Now I don’t want to sound like some old codger (I’m mid-40s), but what’s wrong with young people these days?
Two days ago a college senior and National Public Radio intern wrote on the All Music Considered blog about her relationship to music. She’s a music fanatic, has a large collection, and plans a future in the music industry. Yet she says she’s paid for virtually none of the music she “owns.”
She says “I’m almost 21, and since I first began to love music I’ve been spoiled by the Internet.”
This isn’t starting out good.
I thought the NAPSTER/Limewire land grab was over, but apparently not, and many people still feel they’re entitled to anything they can get just because it’s easy to do. “My world is music-centric. I’ve only bought 15 CDs in my lifetime. Yet, my entire iTunes library exceeds 11,000 songs,” write the intern Emily White.
See where this is going.
Where did she get all this wonderful music? She got it from friends who copied entire hard drives for her, from CDs she ripped at her college radio station and from music she copied off the internet. She also depends on streaming services like Pandora and Spotify—neither of those are completely free. You can pay for upgraded functionality or use the unpaid ad-supported option.
Here’s the real stinger:
“As I’ve grown up, I’ve come to realize the gravity of what file-sharing means to the musicians I love. I can’t support them with concert tickets and T-shirts alone. But I honestly don’t think my peers and I will ever pay for albums.”
Of course, she doesn’t think of most of that music as stolen. If a friend bought the CD and made her a copy, she doesn’t consider her copy illegal. Digital copying has turned a generation of music listeners into cool ninjas who believe that if they can get away with it, it must be OK.

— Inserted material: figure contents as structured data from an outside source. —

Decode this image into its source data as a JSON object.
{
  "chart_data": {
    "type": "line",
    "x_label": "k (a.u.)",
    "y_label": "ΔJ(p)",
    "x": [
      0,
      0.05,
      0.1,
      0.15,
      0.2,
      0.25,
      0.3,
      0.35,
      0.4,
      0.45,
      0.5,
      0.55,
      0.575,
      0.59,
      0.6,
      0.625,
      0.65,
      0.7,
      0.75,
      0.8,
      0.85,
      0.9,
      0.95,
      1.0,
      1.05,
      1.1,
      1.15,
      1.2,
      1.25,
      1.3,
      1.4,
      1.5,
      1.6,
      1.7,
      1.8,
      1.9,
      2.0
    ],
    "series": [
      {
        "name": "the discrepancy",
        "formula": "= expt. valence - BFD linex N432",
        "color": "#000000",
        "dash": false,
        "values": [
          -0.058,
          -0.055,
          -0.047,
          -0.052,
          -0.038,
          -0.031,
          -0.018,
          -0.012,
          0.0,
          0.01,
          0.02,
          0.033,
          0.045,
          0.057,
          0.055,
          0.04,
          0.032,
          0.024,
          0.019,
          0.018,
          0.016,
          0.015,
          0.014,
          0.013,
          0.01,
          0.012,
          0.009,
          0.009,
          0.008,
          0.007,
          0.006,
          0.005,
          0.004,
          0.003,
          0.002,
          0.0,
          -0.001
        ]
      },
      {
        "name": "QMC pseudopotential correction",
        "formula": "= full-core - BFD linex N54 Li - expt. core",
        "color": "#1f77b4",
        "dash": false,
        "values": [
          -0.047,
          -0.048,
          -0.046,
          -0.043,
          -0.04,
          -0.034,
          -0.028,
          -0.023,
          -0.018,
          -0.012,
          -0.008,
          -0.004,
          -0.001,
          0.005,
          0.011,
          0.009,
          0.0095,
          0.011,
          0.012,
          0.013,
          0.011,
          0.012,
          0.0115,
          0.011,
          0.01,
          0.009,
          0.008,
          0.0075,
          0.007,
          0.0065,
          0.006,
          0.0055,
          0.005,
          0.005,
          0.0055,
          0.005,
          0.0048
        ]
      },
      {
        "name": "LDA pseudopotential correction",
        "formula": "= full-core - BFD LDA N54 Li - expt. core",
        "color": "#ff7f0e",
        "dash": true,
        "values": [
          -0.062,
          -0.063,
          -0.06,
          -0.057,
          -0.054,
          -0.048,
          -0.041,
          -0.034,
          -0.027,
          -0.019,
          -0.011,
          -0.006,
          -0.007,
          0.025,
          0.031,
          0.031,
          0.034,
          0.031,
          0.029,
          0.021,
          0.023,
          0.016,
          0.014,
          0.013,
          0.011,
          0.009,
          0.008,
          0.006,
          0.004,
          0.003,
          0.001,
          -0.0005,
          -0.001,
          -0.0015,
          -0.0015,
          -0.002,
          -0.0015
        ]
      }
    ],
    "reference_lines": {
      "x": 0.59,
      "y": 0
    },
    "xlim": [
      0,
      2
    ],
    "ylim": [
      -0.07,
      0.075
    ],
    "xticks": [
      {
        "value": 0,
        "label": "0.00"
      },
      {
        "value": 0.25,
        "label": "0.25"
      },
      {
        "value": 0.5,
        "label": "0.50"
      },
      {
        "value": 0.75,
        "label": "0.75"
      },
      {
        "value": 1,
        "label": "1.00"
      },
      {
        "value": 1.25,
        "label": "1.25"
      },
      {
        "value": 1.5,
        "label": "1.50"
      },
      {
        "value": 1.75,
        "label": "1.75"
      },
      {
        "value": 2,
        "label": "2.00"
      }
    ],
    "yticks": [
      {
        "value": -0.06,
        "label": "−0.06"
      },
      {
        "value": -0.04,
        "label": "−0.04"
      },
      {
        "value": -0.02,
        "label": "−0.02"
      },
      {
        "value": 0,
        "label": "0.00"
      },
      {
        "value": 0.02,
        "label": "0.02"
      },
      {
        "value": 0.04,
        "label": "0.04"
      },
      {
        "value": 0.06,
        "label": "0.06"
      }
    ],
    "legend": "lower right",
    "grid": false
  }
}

In fact she says she wants artists to be paid (even though she hasn’t done much of that herself). She all for a Spotify-like service that offers everything to anyone and paid all the artists fairly. That’s nice, but it doesn’t change the fact that she’s benefitting from conveience that gives her all the power and makes suckers out of artists.
Let’s not leave electronics manufactures out of this either—products like iPods, smart TVs and, yes, even my beloved Sonos, all contribute to a mindset that music is a free commodity because the hardware (and internet connections) cost so much.
Not surprisingly, her blog has generated a wave of aftershocks on the internets. One of the most interesting rebuttals came from David Lowery of the bands Camper Van Beethoven and Cracker and who is also a lecturer in the University of Georgia’s music business program.
Lowery tells the blogger in his own post at The Trichordist: “I’d suggest to you that, as a 21-year old adult who wants to work in the music business, it is especially important for you to come to grips with these very personal ethical issues.”
So what does an artist make from today’s streaming services? Acording to Hyberbot.com if you listen to an album 10 times on Spotify the artist gets about $0.35. If you listen to it 100 times, the artist gets about $3.50. One play of one track gets the artist $ 0.0038.
Writes Lowery:
“Now while something like Spotify may be a solution for how to compensate artists fairly in the future, it is not a fair system now. As long as the consumer makes the unethical choice to support the looters, Spotify will not have to compensate artists fairly. There is simply no market pressure. Yet Spotify’s CEO is the 10th richest man in the UK music industry ahead of all but one artist on his service.”
I admit that when I was a kid in the 80s I taped a little music off the radio and recorded some friends’ cassettes in my dubbing boom box, but the vast majority of my music was purchased. In fact most of those old tapes have since been replaced by newer iTunes or eMusic purchases. I also admit that most of my listening now is from streaming services Pandora and Slacker, plus a little Spotify, all three of which are legal and do pay artists, but not enough to base a career on.
So going forward, what’s music worth? Both my kids are talented singers and musicians. They hope to have some kind of career in performance that doesn’t include waiting on tables. Is this evolving music economy going to be able to support the next few generations of artists, or will corporate-created artists, backed up by TV shows or theme parks going to be the only future?
I worry that as we devalue our media we devalue an important part of the culture. How long can we take all this access for granted before there’s nothing left to access?